After the gentle derangement of PJ Harvey playing songs from Let England Shake, and a few from further back, Swans give an hour-long example of the intricacies a band can achieve while still whacking the shit out of their instruments, playing rock music so loud, so detailed, that it becomes nothing but art and as such a kind of polemic. After Michael Gira instructs the Spanish people to "Overthrow your government now!" all that is left is to head over to the Pitchfork Stage to witness excitable audience members flood the stage at the end of Odd Future's furious-paced set to do a gleeful pogo to the similar if more youthful sentiment of 'Kill People Burn Shit Fuck School', that follows a heavy run-through of Tyler's 'Yonkers'. That most of the invaders (and the OF members themselves) had left school years ago provokes a similar stirring that might have inspired a Pulp song, namely the identifying of a certain kind of tourism – the white hipster buying into this other, seemingly more destructive lifestyle. But maybe that's unfair – we're all tourists after all, whether you're broke and wanting to listen to Stravinsky, loaded and wanting to slum it, or in the middle, wanting something, anything, to change.

OF live are nowhere near as exciting as the Wu Tang/Sex Pistols comparisons suggest, and on the night the pretty glib repeated phrase "Fuck everything maaaaaaaan" doesn't exactly attack any kind of problem specifically. Perhaps it is directed at the "everything" of the internet, within which Tyler currently exists as its chief goofball attention seeker, incessantly filmed by his record company and the music press, prodded to say sumthin' stoopid for the camera or mouth off on Twitter. OF are leading the Charge Of The ADHD Brigade into a battle with itself: "I'm a fuckin' walkin' paradox – no I'm not".
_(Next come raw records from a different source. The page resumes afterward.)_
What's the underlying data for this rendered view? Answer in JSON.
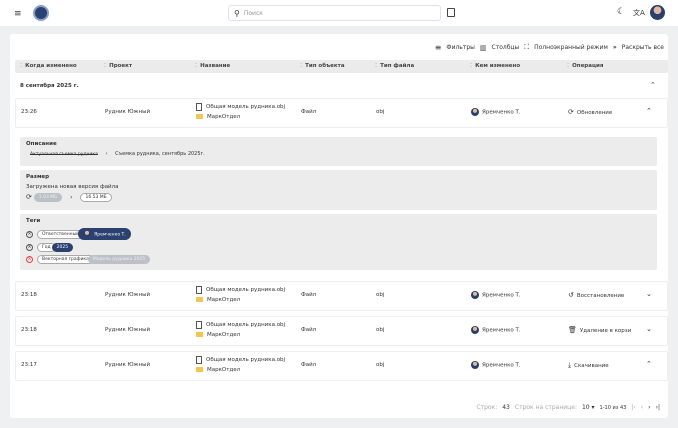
{
  "header": {
    "search_placeholder": "Поиск"
  },
  "toolbar": {
    "filters": "Фильтры",
    "columns": "Столбцы",
    "fullscreen": "Полноэкранный режим",
    "expand_all": "Раскрыть все"
  },
  "columns": [
    "Когда изменено",
    "Проект",
    "Название",
    "Тип объекта",
    "Тип файла",
    "Кем изменено",
    "Операция"
  ],
  "group": {
    "date": "8 сентября 2025 г."
  },
  "rows": [
    {
      "time": "23:26",
      "project": "Рудник Южный",
      "file": "Общая модель рудника.obj",
      "folder": "МаркОтдел",
      "object_type": "Файл",
      "file_type": "obj",
      "user": "Яремченко Т.",
      "operation": "Обновление",
      "operation_icon": "refresh-icon",
      "expanded": true
    },
    {
      "time": "23:18",
      "project": "Рудник Южный",
      "file": "Общая модель рудника.obj",
      "folder": "МаркОтдел",
      "object_type": "Файл",
      "file_type": "obj",
      "user": "Яремченко Т.",
      "operation": "Восстановление",
      "operation_icon": "restore-icon",
      "expanded": false
    },
    {
      "time": "23:18",
      "project": "Рудник Южный",
      "file": "Общая модель рудника.obj",
      "folder": "МаркОтдел",
      "object_type": "Файл",
      "file_type": "obj",
      "user": "Яремченко Т.",
      "operation": "Удаление в корзи",
      "operation_icon": "trash-icon",
      "expanded": false
    },
    {
      "time": "23:17",
      "project": "Рудник Южный",
      "file": "Общая модель рудника.obj",
      "folder": "МаркОтдел",
      "object_type": "Файл",
      "file_type": "obj",
      "user": "Яремченко Т.",
      "operation": "Скачивание",
      "operation_icon": "download-icon",
      "expanded": true
    }
  ],
  "details": {
    "description": {
      "title": "Описание",
      "old": "Актуальная съемка рудника",
      "new": "Съемка рудника, сентябрь 2025г."
    },
    "size": {
      "title": "Размер",
      "text": "Загружена новая версия файла",
      "old": "1.03 МБ",
      "new": "16.53 МБ"
    },
    "tags": {
      "title": "Теги",
      "items": [
        {
          "key": "Ответственный",
          "value": "Яремченко Т.",
          "state": "added"
        },
        {
          "key": "Год",
          "value": "2025",
          "state": "added"
        },
        {
          "key": "Векторная графика",
          "value": "Модель рудника 2025",
          "state": "removed"
        }
      ]
    }
  },
  "footer": {
    "rows_label": "Строк:",
    "rows_count": "43",
    "per_page_label": "Строк на странице:",
    "per_page": "10",
    "range": "1-10 из 43"
  },
  "colors": {
    "accent": "#2b4170",
    "removed": "#e04545",
    "folder": "#f5c452"
  }
}
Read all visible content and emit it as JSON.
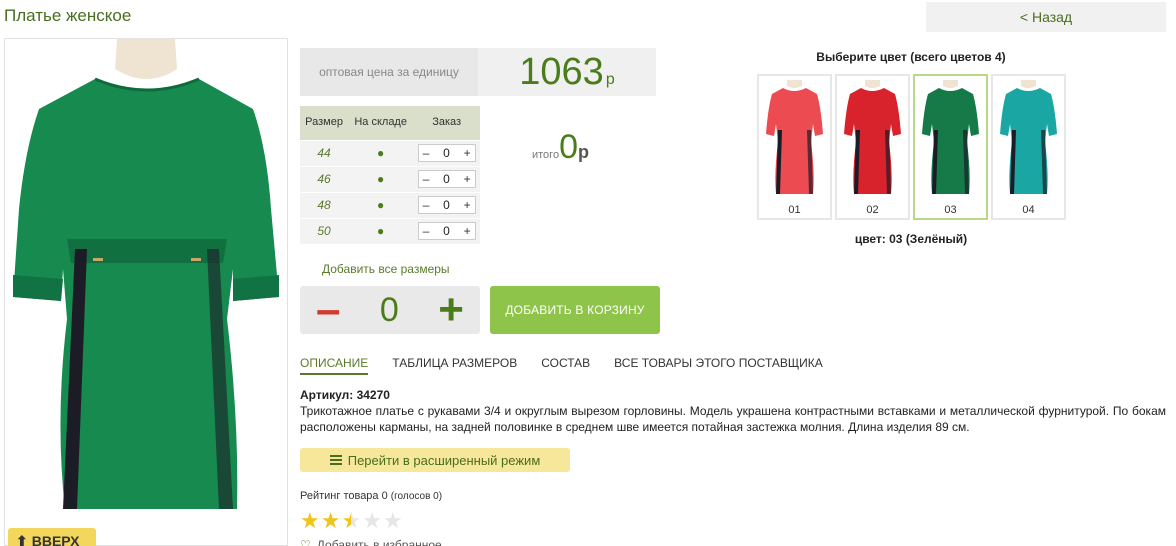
{
  "page": {
    "title": "Платье женское",
    "back_label": "< Назад",
    "up_label": "ВВЕРХ"
  },
  "price": {
    "label": "оптовая цена за единицу",
    "value": "1063",
    "currency": "р"
  },
  "size_table": {
    "headers": [
      "Размер",
      "На складе",
      "Заказ"
    ],
    "rows": [
      {
        "size": "44",
        "in_stock": "●",
        "qty": "0"
      },
      {
        "size": "46",
        "in_stock": "●",
        "qty": "0"
      },
      {
        "size": "48",
        "in_stock": "●",
        "qty": "0"
      },
      {
        "size": "50",
        "in_stock": "●",
        "qty": "0"
      }
    ],
    "minus": "–",
    "plus": "+"
  },
  "total": {
    "label": "итого",
    "value": "0",
    "currency": "р"
  },
  "add_all_sizes": "Добавить все размеры",
  "quantity": {
    "minus": "–",
    "value": "0",
    "plus": "+"
  },
  "cart_button": "ДОБАВИТЬ В КОРЗИНУ",
  "tabs": [
    {
      "label": "ОПИСАНИЕ",
      "active": true
    },
    {
      "label": "ТАБЛИЦА РАЗМЕРОВ",
      "active": false
    },
    {
      "label": "СОСТАВ",
      "active": false
    },
    {
      "label": "ВСЕ ТОВАРЫ ЭТОГО ПОСТАВЩИКА",
      "active": false
    }
  ],
  "product": {
    "sku": "Артикул: 34270",
    "description": "Трикотажное платье с рукавами 3/4 и округлым вырезом горловины. Модель украшена контрастными вставками и металлической фурнитурой. По бокам расположены карманы, на задней половинке в среднем шве имеется потайная застежка молния. Длина изделия 89 см."
  },
  "extended_mode": "Перейти в расширенный режим",
  "rating": {
    "text": "Рейтинг товара 0",
    "votes": "(голосов 0)",
    "stars_filled": 2.5,
    "stars_total": 5
  },
  "favorite": "Добавить в избранное",
  "colors": {
    "title": "Выберите цвет (всего цветов 4)",
    "swatches": [
      {
        "num": "01",
        "color": "#ec4b52"
      },
      {
        "num": "02",
        "color": "#d8232c"
      },
      {
        "num": "03",
        "color": "#157a48"
      },
      {
        "num": "04",
        "color": "#1aa7a3"
      }
    ],
    "selected_index": 2,
    "selected_label": "цвет: 03 (Зелёный)"
  },
  "theme": {
    "dress_color": "#168a4f",
    "accent_green": "#4a7d1a",
    "star_color": "#f0c419"
  }
}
What their performance does display is that "Anger," as John Lydon (whose PiL played so effectively two nights before) sang, "is an energy": however incoherent, dubious (and downright intolerable when it comes to their relentless gay-bashing) OF's energy is, it is an energy all the same, one that draws these people to rush the stage for cheap thrills 'n' shit.

It is an energy, too, that was responsible for filling the warm night air with the noise of banging pots, and the sound of the UK's greatest politi-pop group dusting off their lyrical attacks for a generation that was too young to really understand how it feels to live their lives with diminishing meaning, and even less control.